Définition du redressement et de la liquidation judiciaire


Pourquoi vous faire accompagner par un avocat spécialisé en cas de reprise d'un commerce en redressement au liquidation judicaire à la barre du tribunal ? La Bourse des Cafés donne la parole aux experts !



Baptiste Robelin  associé fondateur du cabinet NovLaw  (www.novlaw.fr),
est un avocat spécialisé en procédure collective et droit immobilier.

Il intervient essentiellement dans le secteur du CHR et accompagne régulièrement ses clients pour leurs opérations de reprise
de commerces en redressement et liquidation à la barre du tribunal.

Cet avocat partenaire de La Bourse Des Cafés et de Mibelimmo 
nous explique son rôle:





« On parle souvent de « reprise à la barre du tribunal », mais en réalité, derrière cette expression, il existe deux procédures distinctes :

1/les cessions d’actifs en liquidation judiciaire, et
2/ les cessions d’entreprise en redressement judiciaire.

La procédure et le formalisme ne sont pas le même ; toutefois, dans tous les cas, il est vivement conseillé d’être assisté par un avocat spécialisé
pour vous aider à déposer votre offre devant le tribunal de commerce et vous porter candidat pour la reprise d’un bien, que ce soit
en liquidation ou en redressement judiciaire.

L’analyse des éléments à reprendre
Lorsque le tribunal envisage la cession d’une entreprise en difficulté, le mandat de vente est confié soit à l’administrateur judiciaire (si l’entreprise est en redressement) soit au liquidateur judiciaire, si l’entreprise est en liquidation judiciaire.

Comme pour l’acquisition d’un fonds de commerce classique, après avoir fait le choix d’un fonds de commerce (en fonction des critères habituels, emplacement, caractéristiques du local, etc.) le repreneur va devoir analyser les éléments composant le fonds de commerce.

C’est là où l’assistance d’un avocat est vivement conseillée :
on analyse le bail, les clauses stratégiques (destination du bail, montant du loyer, typologie des charges locatives, etc.).

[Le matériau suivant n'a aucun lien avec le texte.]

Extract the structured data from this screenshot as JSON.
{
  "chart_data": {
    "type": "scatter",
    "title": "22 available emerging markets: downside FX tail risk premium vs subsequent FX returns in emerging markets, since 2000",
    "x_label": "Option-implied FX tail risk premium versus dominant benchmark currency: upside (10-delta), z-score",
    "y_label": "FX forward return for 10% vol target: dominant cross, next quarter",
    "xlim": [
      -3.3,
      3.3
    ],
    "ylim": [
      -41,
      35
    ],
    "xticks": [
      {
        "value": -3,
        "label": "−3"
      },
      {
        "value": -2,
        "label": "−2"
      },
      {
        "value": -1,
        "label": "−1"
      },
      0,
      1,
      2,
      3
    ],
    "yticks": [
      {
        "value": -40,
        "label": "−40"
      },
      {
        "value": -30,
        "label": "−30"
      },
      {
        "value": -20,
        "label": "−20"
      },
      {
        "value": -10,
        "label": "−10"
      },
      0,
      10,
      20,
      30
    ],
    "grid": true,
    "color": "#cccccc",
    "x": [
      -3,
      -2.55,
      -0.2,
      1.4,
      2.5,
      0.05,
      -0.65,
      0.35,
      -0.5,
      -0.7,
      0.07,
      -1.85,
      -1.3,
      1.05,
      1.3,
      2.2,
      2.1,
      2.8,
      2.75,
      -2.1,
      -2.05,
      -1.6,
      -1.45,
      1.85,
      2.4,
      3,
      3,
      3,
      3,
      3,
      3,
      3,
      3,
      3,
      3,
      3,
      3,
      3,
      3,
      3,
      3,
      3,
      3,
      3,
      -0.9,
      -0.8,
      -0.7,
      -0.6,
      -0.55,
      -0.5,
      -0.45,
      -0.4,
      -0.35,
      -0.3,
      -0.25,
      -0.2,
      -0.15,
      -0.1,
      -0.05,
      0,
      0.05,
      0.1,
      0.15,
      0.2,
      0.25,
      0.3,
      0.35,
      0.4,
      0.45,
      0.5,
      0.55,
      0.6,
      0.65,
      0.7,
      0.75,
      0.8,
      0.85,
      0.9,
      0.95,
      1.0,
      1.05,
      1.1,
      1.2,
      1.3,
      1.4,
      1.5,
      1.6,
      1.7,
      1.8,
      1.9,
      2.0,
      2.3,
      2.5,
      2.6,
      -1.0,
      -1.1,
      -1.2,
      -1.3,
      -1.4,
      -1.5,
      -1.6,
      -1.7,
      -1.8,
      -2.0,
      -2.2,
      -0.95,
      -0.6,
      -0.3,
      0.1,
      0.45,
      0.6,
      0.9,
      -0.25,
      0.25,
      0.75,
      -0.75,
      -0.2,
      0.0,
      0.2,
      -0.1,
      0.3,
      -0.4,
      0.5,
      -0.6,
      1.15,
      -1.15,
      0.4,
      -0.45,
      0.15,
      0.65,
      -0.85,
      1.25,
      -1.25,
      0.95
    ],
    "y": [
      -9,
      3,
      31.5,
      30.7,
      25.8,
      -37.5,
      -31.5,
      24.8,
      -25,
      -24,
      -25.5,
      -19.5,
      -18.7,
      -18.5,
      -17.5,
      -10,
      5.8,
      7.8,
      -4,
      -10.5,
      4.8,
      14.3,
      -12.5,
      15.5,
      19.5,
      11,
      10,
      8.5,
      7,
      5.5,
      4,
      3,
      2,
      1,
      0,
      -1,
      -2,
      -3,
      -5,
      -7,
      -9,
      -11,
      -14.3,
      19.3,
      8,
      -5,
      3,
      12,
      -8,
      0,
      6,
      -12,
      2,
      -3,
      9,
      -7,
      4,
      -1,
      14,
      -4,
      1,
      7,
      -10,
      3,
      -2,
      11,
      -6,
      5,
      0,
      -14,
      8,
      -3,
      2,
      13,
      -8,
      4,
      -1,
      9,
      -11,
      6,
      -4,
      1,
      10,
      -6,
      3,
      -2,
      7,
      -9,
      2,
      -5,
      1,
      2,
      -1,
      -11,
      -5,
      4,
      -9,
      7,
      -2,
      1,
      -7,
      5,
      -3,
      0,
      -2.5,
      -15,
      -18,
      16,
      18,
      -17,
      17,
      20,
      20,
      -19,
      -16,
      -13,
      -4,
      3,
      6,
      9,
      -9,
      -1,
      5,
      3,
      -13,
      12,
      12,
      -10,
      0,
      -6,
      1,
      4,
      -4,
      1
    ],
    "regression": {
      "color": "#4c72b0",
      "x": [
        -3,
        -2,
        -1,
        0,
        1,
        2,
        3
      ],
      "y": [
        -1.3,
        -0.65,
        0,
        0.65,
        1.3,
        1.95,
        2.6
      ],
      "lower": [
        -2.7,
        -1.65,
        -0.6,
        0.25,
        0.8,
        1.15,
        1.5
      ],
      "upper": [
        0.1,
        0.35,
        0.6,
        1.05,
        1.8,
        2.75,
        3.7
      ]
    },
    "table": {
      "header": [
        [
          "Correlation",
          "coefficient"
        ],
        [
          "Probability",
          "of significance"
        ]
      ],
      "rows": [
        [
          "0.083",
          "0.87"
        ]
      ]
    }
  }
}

On analyse le cadre réglementaire du bien (règlement de copropriété s’il en existe un, possibilité ou non d’une extraction) et plus généralement l’ensemble des contrats liés au fonds (franchise éventuelle, licence IV ou licence restauration s’il en existe, etc.).

Surtout, il convient de permettre au candidat de savoir s’il existe ou non du passif à reprendre, afin qu’il puisse construire son prix et faire son offre.
À cet égard, il existe une différence importante selon la procédure :

- En redressement judiciaire:
le repreneur ne reprend aucune dette, sauf le crédit bancaire ayant supporté l’acquisition du fonds de commerce – ou les travaux d’installation-
à condition que la Banque bénéficie d’une sûreté spéciale (un nantissement) ;

- En liquidation judiciaire:
le repreneur ne reprend aucune dette (ni même le crédit bancaire). Il peut en revanche, dans certains cas, être contraint de reprendre l’arriéré locatif s’il en existe - à condition que le bail renferme ce que l’on appelle une « clause de solidarité inversée ». Il s’agit d’une clause spécifique, selon laquelle le cessionnaire (repreneur) est solidairement responsable avec le cédant (vendeur) du paiement du loyer et des charges. Les praticiens en matière de baux commerciaux ont justement inventé ce type de clause pour permettre au bailleur de recevoir le paiement de sa dette locative, en dépit de la procédure locative affectant son locataire.

Il est indispensable pour le repreneur d’identifier l’existence d’un tel passif, afin pouvoir proposer sa meilleure offre tout en maîtrisant l’étendue de son engagement.
Le dépôt de l’offre de reprise Après avoir analysé et audité l’ensemble des éléments composant le fonds de commerce, le repreneur va pouvoir déposer son offre.

Là encore, l’assistance d’un avocat spécialisé est nécessaire.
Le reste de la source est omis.